İTO Başkanı Murat Yalçıntaş, Merkez Bankasının cari açığı azaltmak için kredilerin hacmini düşürmeye karar verdiğini anımsatarak, ülke ithalatının hepsinin sanayiye, üretime ve büyümeye gittiğini, Merkez Bankasının da sırf cari açığı düşürebilmek için Türkiye’nin büyümesini yavaşlatmaya karar verdiğini ve kredileri kesmeye başladığını anlattı.

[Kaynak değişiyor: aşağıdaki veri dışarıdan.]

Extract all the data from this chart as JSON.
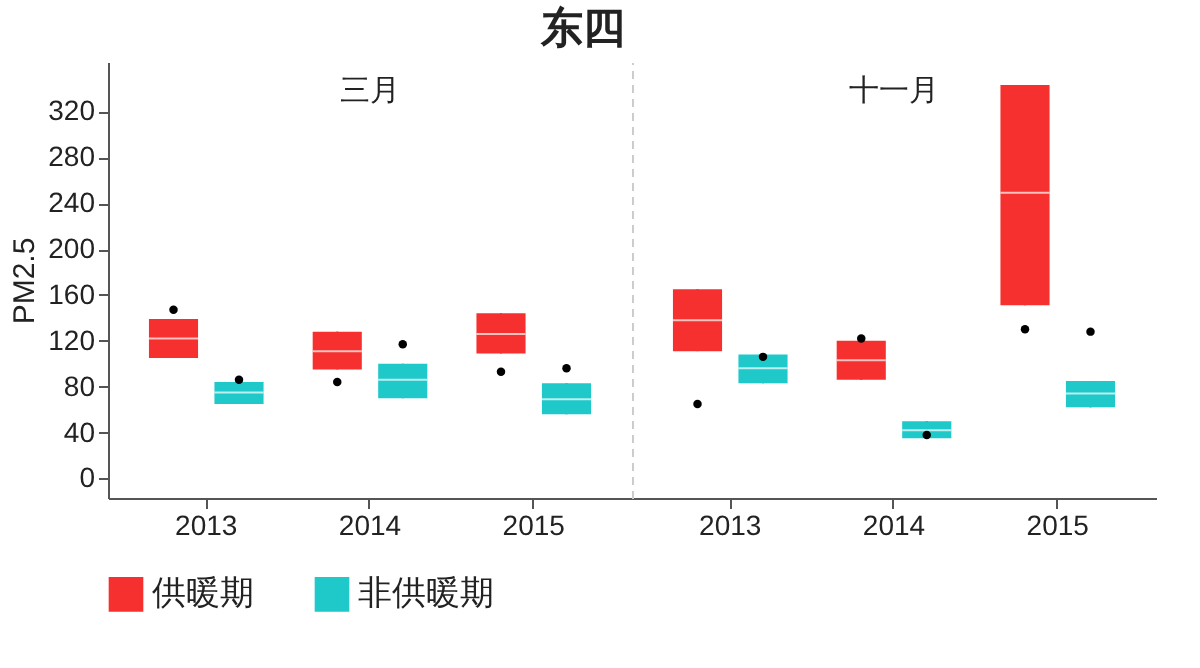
{
  "chart_data": [
    {
      "type": "box",
      "title": "东四",
      "subtitle": "三月",
      "ylabel": "PM2.5",
      "categories": [
        "2013",
        "2014",
        "2015"
      ],
      "ylim": [
        -17,
        363
      ],
      "yticks": [
        0,
        40,
        80,
        120,
        160,
        200,
        240,
        280,
        320
      ],
      "grid": false,
      "legend": "bottom",
      "series": [
        {
          "name": "供暖期",
          "color": "#f5302e",
          "boxes": [
            {
              "low": 105,
              "q1": 105,
              "median": 122,
              "q3": 139,
              "high": 139,
              "mean": 147
            },
            {
              "low": 95,
              "q1": 95,
              "median": 111,
              "q3": 128,
              "high": 128,
              "mean": 84
            },
            {
              "low": 109,
              "q1": 109,
              "median": 126,
              "q3": 144,
              "high": 144,
              "mean": 93
            }
          ]
        },
        {
          "name": "非供暖期",
          "color": "#1fc8c9",
          "boxes": [
            {
              "low": 65,
              "q1": 65,
              "median": 75,
              "q3": 84,
              "high": 84,
              "mean": 86
            },
            {
              "low": 70,
              "q1": 70,
              "median": 86,
              "q3": 100,
              "high": 100,
              "mean": 117
            },
            {
              "low": 56,
              "q1": 56,
              "median": 69,
              "q3": 83,
              "high": 83,
              "mean": 96
            }
          ]
        }
      ]
    },
    {
      "type": "box",
      "subtitle": "十一月",
      "categories": [
        "2013",
        "2014",
        "2015"
      ],
      "ylim": [
        -17,
        363
      ],
      "grid": false,
      "legend": "bottom",
      "tick_labels": "x",
      "series": [
        {
          "name": "非供暖期",
          "color": "#1fc8c9",
          "boxes": [
            {
              "low": 83,
              "q1": 83,
              "median": 96,
              "q3": 108,
              "high": 108,
              "mean": 106
            },
            {
              "low": 35,
              "q1": 35,
              "median": 42,
              "q3": 50,
              "high": 50,
              "mean": 38
            },
            {
              "low": 62,
              "q1": 62,
              "median": 74,
              "q3": 85,
              "high": 85,
              "mean": 128
            }
          ]
        },
        {
          "name": "供暖期",
          "color": "#f5302e",
          "boxes": [
            {
              "low": 111,
              "q1": 111,
              "median": 138,
              "q3": 165,
              "high": 165,
              "mean": 65
            },
            {
              "low": 86,
              "q1": 86,
              "median": 103,
              "q3": 120,
              "high": 120,
              "mean": 122
            },
            {
              "low": 151,
              "q1": 151,
              "median": 249,
              "q3": 343,
              "high": 343,
              "mean": 130
            }
          ]
        }
      ]
    }
  ]
}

Bunu etkisinin şu ana kadar görülmediğini, zaten bir iki ayda görülebilecek bir şey de olmadığını ifade eden Yalçıntaş, “Bunun etkilerini bir kaç ay sonra göreceğiz. Türkiye için cari açık öyle bir noktaya gelmeye başladı ki, daha gelmedi… Bizler büyümeden bile fedakarlık eder hale geldik” dedi.
İTO Başkanı Yalçıntaş, Türkiye’nin istihdam ağırlıklı sektörlere yatırım yapmasının önemine işaret ederek, bunların hizmet sektörleri, müteahhitlik, inşaat, sağlık ve lojistik olduğunu belirtti.